Ia mendorong agar pemerintah daerah mulai serius mengembangkan pelatihan di bidang ekonomi digital, agritech, industri kreatif, hingga kewirausahaan lokal.

“Generasi muda kita punya potensi luar biasa. Tinggal bagaimana pemerintah menyediakan ruang dan pelatihan. Misalnya, dukungan untuk konten kreator, program ekspor produk-produk desa, hingga sertifikasi di bidang IT,” jelasnya.

Selain itu, ia menekankan pentingnya pemetaan minat dan bakat generasi muda agar program pelatihan yang dibuat pemerintah benar-benar sesuai kebutuhan lapangan kerja masa depan.

“Kalau arah minat pemuda sudah dipetakan dengan baik, intervensinya akan tepat sasaran.

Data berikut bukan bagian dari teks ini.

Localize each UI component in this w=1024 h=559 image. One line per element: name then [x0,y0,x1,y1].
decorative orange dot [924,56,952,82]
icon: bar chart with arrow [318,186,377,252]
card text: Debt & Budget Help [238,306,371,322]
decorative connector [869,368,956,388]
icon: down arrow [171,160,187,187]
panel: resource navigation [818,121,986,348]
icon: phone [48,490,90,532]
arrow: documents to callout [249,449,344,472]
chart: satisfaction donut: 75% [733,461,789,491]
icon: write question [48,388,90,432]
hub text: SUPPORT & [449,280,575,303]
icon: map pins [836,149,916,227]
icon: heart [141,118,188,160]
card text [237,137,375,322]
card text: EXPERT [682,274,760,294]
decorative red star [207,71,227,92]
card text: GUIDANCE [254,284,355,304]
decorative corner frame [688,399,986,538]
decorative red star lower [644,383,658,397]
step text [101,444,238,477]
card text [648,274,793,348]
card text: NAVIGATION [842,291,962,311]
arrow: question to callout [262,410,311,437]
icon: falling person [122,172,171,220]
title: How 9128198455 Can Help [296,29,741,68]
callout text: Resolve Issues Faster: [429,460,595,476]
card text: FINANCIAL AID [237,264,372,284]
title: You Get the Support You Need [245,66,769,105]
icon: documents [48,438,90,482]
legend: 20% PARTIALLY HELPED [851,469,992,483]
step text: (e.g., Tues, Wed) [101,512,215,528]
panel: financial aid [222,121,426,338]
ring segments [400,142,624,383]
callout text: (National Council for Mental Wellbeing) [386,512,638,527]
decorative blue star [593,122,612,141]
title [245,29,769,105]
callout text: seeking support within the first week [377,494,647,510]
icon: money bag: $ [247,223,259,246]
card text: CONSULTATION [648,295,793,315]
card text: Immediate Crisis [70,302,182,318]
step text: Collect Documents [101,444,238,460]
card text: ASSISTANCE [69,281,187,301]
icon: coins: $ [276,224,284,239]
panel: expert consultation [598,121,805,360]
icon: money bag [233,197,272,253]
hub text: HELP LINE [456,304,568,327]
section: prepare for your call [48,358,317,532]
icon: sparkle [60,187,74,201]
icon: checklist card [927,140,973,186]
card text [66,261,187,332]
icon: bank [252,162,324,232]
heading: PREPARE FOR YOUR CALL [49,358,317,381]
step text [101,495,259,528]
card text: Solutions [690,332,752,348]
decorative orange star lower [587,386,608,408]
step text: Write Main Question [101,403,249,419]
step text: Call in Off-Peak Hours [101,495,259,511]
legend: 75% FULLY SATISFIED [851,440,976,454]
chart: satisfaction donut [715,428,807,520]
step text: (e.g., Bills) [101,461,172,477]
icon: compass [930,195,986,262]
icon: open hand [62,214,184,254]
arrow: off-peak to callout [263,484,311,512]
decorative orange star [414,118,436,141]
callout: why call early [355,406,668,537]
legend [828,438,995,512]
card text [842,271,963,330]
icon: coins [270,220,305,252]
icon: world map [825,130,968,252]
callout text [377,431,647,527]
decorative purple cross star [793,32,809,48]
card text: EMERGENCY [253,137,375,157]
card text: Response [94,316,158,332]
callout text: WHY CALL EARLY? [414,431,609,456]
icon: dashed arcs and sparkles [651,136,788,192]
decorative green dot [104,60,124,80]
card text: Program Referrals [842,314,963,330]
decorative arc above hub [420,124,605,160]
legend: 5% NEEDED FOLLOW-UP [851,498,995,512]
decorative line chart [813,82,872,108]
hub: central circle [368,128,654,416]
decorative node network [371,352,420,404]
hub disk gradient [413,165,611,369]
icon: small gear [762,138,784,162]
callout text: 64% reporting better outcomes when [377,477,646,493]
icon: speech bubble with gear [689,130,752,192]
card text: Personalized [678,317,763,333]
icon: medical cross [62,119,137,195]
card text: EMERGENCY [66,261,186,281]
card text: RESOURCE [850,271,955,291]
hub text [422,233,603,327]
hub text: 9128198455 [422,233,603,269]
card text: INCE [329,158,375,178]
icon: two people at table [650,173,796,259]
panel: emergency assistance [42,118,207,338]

Jadi tidak asal-asalan bikin pelatihan yang akhirnya tidak terpakai,” tambahnya.

Agusriansyah juga menyoroti masih jauhnya sinergi antara lembaga pendidikan dan kebutuhan industri.

Ia meminta agar kurikulum vokasi segera disesuaikan dengan arah pembangunan daerah, sehingga lulusan siap bersaing di dunia kerja.

“Jangan sampai kampus dan lembaga pelatihan jalan sendiri-sendiri. Lulusan malah jadi pengangguran karena tidak sesuai dengan kebutuhan industri lokal,” tegasnya.

Sebagai solusi jangka panjang, ia mengusulkan adanya peta jalan ketenagakerjaan berbasis riset sosial dan analisis ekonomi daerah yang melibatkan semua pihak baik legislatif, eksekutif, akademisi, hingga pelaku industri.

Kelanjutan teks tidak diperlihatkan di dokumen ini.